Sarı Müderris Sinan Efendi’nin şiiri şöyle:
Sende didüm evvel elif
Sarıalan yaylacugı
Sende itdim dersin tamâm
Sarıalan yaylacugı
Mehde düşüb agladugum
Oglan olub oynadugum
Yiğit olub ırladugum
Sarıalan yaylacugı
Kara Tagın kultucagı
Alâ Tagın karşucagı
Şeyhim Kemâl konşucagı
Sarıalan yaylacugı
Şeyh şevkile dolducagım
Hâlden hâle geldüceğim
Ballar bile bulducagım
Sarıalan yaylacugı
Sararuban uçdan uca
Bizcileyin oldun koca
İşde haber geldi göçe
Sarıalan yaylacugı
Elhamdülillâh yayladuk
Zikrile seni toyladuk
Biz gidicek aglar mısın
Sarıalan yaylacugı
Tâliblerin zikri ile
Olgıl müşerref dâ’imâ
Allah seni aglatmasun
Sarıalan yaylacugı
(Emre Sessiz, Sarı Müderris Şeyh Sinan ve Divanı İnceleme-Metin-Dizin, İ.Ü, Sosyal Bilimler Enstitüsü, Eski Türk Edebiyatı Bilim Dalı, Yayınlanmamış Yüksek Lisans Tezi, İstanbul 2014, s. 5. -Bu manzume tez içinde beyitler hâlinde yazılmıştır. Biz bu yazıda şiiri dörtlükler hâlinde kaydettik ve ayrı yazılan “Sarıalan” kelimesini bitişik yazdık.)

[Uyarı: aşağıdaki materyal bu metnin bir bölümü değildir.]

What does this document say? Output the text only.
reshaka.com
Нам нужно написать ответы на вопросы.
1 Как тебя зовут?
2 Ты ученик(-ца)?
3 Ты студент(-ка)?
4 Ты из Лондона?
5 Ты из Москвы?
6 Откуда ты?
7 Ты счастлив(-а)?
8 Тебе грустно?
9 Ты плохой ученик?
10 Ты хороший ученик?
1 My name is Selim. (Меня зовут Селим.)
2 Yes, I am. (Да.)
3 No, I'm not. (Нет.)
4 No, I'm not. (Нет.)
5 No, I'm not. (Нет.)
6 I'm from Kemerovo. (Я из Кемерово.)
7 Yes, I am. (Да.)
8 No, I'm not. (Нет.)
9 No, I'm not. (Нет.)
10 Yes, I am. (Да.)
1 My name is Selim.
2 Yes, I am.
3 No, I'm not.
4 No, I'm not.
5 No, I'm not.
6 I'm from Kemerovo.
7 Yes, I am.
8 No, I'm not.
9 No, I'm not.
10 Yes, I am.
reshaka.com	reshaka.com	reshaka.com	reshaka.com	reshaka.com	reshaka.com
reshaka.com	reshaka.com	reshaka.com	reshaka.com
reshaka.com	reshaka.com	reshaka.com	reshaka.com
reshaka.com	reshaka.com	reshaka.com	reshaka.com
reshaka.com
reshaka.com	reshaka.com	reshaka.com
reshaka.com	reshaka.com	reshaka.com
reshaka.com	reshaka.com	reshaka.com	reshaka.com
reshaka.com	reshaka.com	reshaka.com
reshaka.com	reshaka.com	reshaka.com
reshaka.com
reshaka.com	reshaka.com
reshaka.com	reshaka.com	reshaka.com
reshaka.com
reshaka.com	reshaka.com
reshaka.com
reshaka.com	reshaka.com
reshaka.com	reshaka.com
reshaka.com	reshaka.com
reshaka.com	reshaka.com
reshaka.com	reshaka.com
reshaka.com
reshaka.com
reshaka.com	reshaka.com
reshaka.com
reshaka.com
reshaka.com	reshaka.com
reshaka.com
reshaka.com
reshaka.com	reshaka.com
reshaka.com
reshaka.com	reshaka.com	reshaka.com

Sarı Müderris Sinan Efendi, başka beyitlerde de Sarıalan Yaylası’nda bahseder. Aşağıdaki mısralarda Sarıalan’a oldukça yakın bir mesafede bulunan Gökçealan Yaylası’nın da Sarıalan gibi çiçeklerle dolduğu söylenmektedir:
Sarıalan bulsa ne var niyyetini ezhârile
Şükr olsun uş Gökcealan buldı sürûr ezhârile
(Emre Sessiz, aynı tez, s. 4)
Bu mısralardan da anlaşılacağı üzere Sarıalan Yaylası yüzyıllardan beri insanların gözbebeği olmuş ve olmaya devam ediyor. Sarı Müderris Sinan Efendi’nin, Sarıalan Yaylası’nı pek sevdiği anlaşılmaktadır. Sinan Efendi burada yaşamış, kendi ifadesine göre çocukluk ve gençlik yıllarını burada idrak etmiştir.
Bu manzumesinden onun yayla zamanları Sarıalan Yaylası’na göç ettiği anlaşılmaktadır. Ayrıca şeyhi Ümmî Kemâl hazretleri de buraya gelmekte ve belki de yılın belli zamanlarında burada kalmaktaydı.
Bu manzume artık Sarıalan Yaylası’ndan köylere göçlerin başladığı zamanlarda yazılmış olmalıdır. Sarı Müderris Sinan Efendi, şiirlerinde bir yerde Sarıalan’daki yaylalara çok yakın ve yukarıda söz ettiğimiz Gökpınar Yaylası’ndan da söz etmektedir. Aşağıdaki beyitlerde göçler olduktan sonra Gökçealan Yaylası’nın tenha kaldığından ve bu yüzden ezanların duyulmadığından söz edilmektedir:
Gökcealan yaylacuğı kaldın muattal çok zaman
Gamlu olub ağlar mısın eşitmeyelden sen ezân
(Emre Sessiz, aynı tez, s. 27)
Sarıalan Yaylası, Bolu’nun yayla güzeli bir mekanıdır bizce. Her yeri cennet gibi güzel Bolu’nun yaylaları ayrı bir güzellikte ve derinlikte hâlâ gönüllerde yer edinmeye devam ediyor. Bu yerlerin başında şüphesiz ki, Sarıalan Yaylası gelmektedir. Özellikle mayıs ayında adını yaylaya veren sarı çiçeklerle bezenen, çeşit çeşit kuşların yuva edindiği, yaylasının düzlüklerinde büyükbaş ve küçükbaş hayvanların otladığı, ormanlarının ve çamlarının kokusu dimağı dolduran, havası nefis, suyu leziz Sarıalan, Bolu denen bu güzelim cennetin tarife ve beyana gelmez bahçelerinden bir bahçe gibidir.